Consumption Tax Hike and Enhancement of Productivity

October 9, 2019

Mr. Atsushi Nakajima
Chairman, Research Institute of Economy,
Trade and Industry, IAA


 Today I will talk about the impacts of consumption tax hike scheduled for next month, apart from its pros and cons. I must emphasize the situation is different this time compared with April 2014 when the consumption tax was raised from 5% to 8%. Back then, sales of automobiles, housing, home appliances etc. increased dramatically for about 6 months preceding the hike due to last-minute surge in demand. After April, however, we witnessed a reactionary drop in sales. This time, retailers’ sales have remained relatively stable due to various countermeasures taken by the government to offset the negative impact. Against the tax hike burden of 5.7 trillion yen, measures such as free pre-school education for children aged between 3 and 5, reduced tax rate for food, beverages and newspapers and point program for cashless payments are estimated to exceed 1 trillion yen. If you pay for your groceries electronically, you actually pay less after the tax hike.

 Let me highlight two points related to this tax hike. Firstly, this can be a good opportunity for small and medium-sized retailers to enhance competitiveness by digitalizing their business through introducing cash-registers for cashless payment subsidized by the government. And secondly, the introduction of reduced mobile communication fees is forecast to offset consumer price increases caused by consumption tax hike. Having said that we must not forget these countermeasures are temporary and thus, it is imperative to increase wages to boost the actual purchasing power.

 As we look at the transition of nominal wage and consumer price index, consumer price increases have continued to exceed wage increases since the late 1990s and the gap has widened and continued for a longer period each time the consumption tax rate was raised. We must keep a close eye on whether the so-called “spring offensive” or the annual wage negotiations between management and labor unions next year will result in substantive and steady wage increases.

 Now, let me move on to the second theme of how to enhance productivity of Japanese companies. If we look at the markup rate (difference between a product’s selling price and cost as a percentage of the cost) since 2010 after the bankruptcy of Lehman Brothers, it rose dramatically for companies in Europe and the USA while it showed very weak growth for Japanese companies. It means that the profitability gap between Japanese and Western companies has been expanding over the last 10 years. The main reason is because Japan lags behind in the utilization of IT technology and Big Data as well as globalization that undermine our competitiveness. Unfortunately, Japanese companies have not kept up with developing new products and services that create added value to business. Also, it has negatively affected our productivity. When we compare industry-specific productivity with that of the USA, it is lower for all major industries. The gap is even wider for non-manufacturing sectors including telecommunications (less than 40%) as well as wholesale and retail (about 30%).

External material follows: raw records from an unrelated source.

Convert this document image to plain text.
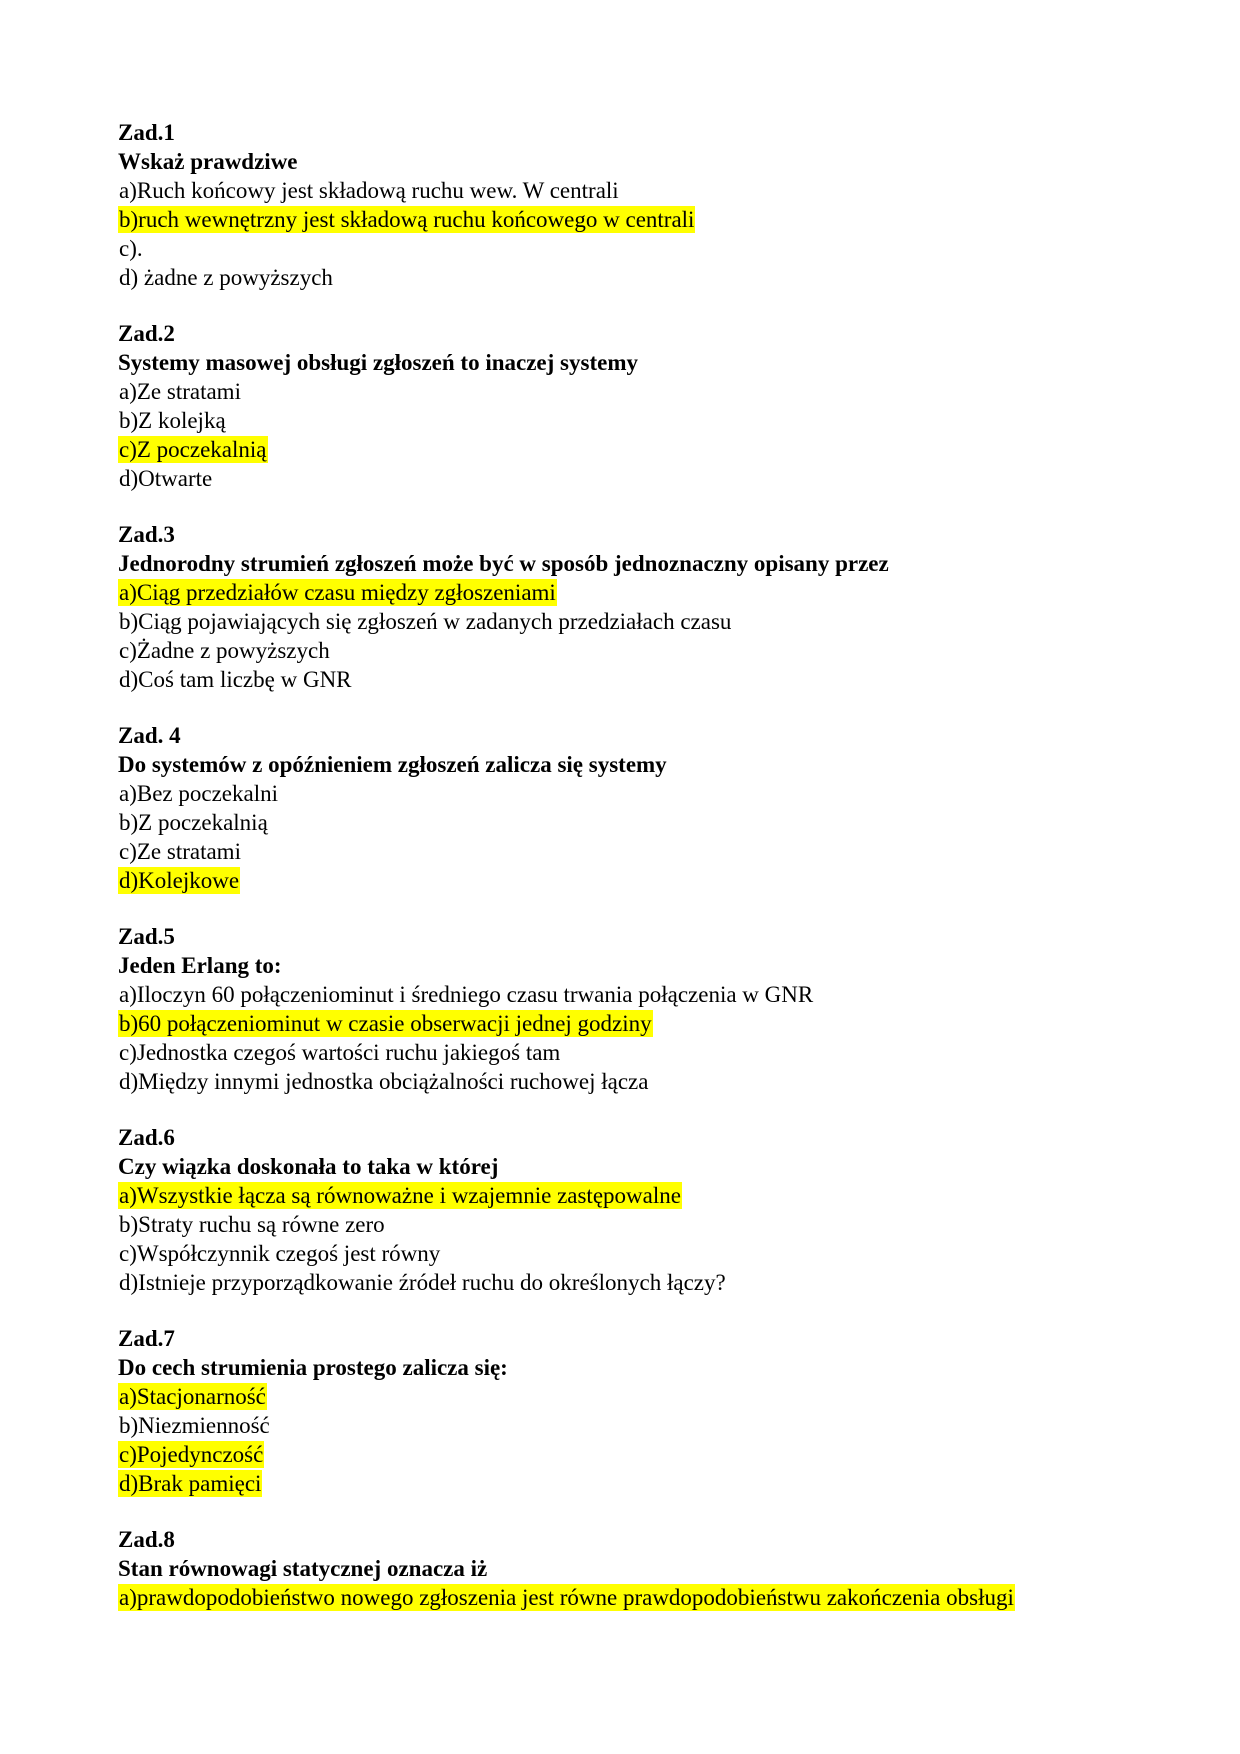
Zad.1
Wskaż prawdziwe
a)Ruch końcowy jest składową ruchu wew. W centrali
b)ruch wewnętrzny jest składową ruchu końcowego w centrali
c).
d) żadne z powyższych
Zad.2
Systemy masowej obsługi zgłoszeń to inaczej systemy
a)Ze stratami
b)Z kolejką
c)Z poczekalnią
d)Otwarte
Zad.3
Jednorodny strumień zgłoszeń może być w sposób jednoznaczny opisany przez
a)Ciąg przedziałów czasu między zgłoszeniami
b)Ciąg pojawiających się zgłoszeń w zadanych przedziałach czasu
c)Żadne z powyższych
d)Coś tam liczbę w GNR
Zad. 4
Do systemów z opóźnieniem zgłoszeń zalicza się systemy
a)Bez poczekalni
b)Z poczekalnią
c)Ze stratami
d)Kolejkowe
Zad.5
Jeden Erlang to:
a)Iloczyn 60 połączeniominut i średniego czasu trwania połączenia w GNR
b)60 połączeniominut w czasie obserwacji jednej godziny
c)Jednostka czegoś wartości ruchu jakiegoś tam
d)Między innymi jednostka obciążalności ruchowej łącza
Zad.6
Czy wiązka doskonała to taka w której
a)Wszystkie łącza są równoważne i wzajemnie zastępowalne
b)Straty ruchu są równe zero
c)Współczynnik czegoś jest równy
d)Istnieje przyporządkowanie źródeł ruchu do określonych łączy?
Zad.7
Do cech strumienia prostego zalicza się:
a)Stacjonarność
b)Niezmienność
c)Pojedynczość
d)Brak pamięci
Zad.8
Stan równowagi statycznej oznacza iż
a)prawdopodobieństwo nowego zgłoszenia jest równe prawdopodobieństwu zakończenia obsługi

 As we look at the transition of investment in intellectual property including know-how and software of five major countries of the USA, Germany, UK, France and Japan, our country again lags behind. The overall trend is a moderate growth from 2015 onwards in AI (Artificial Intelligence) and innovative know-how and software, with the USA making the largest investment. There is much room for Japanese companies to boost investment not only in hardware but also in software.

 I must highlight that investment in human resources is also the key in enhancing productivity. Unfortunately, our country has the lowest ratio in terms of capital allocation for human resource development against GDP among the six nations of the USA, UK, Germany, France, Italy and Japan. Japanese companies emphasize OJT (on the job training) and tend to overlook the importance of employee training. As Japan suffered economic stagnation during the so-called Lost Two Decades, companies might have cut on training budgets. But now, business is picking up for many Japanese companies, yet investments in human resources stay stagnant.

 As we approach a new era of AI, corporate competitiveness will depend on attracting and retaining competent human resources who can harness innovative technologies by making extensive application of basic skills. On the other hand, companies also need employees with more humane response that AI is not cut out for. I believe a well-balanced investment in IT, intellectual property and human resources as well as improved utilization will lead to enhance productivity of goods and services.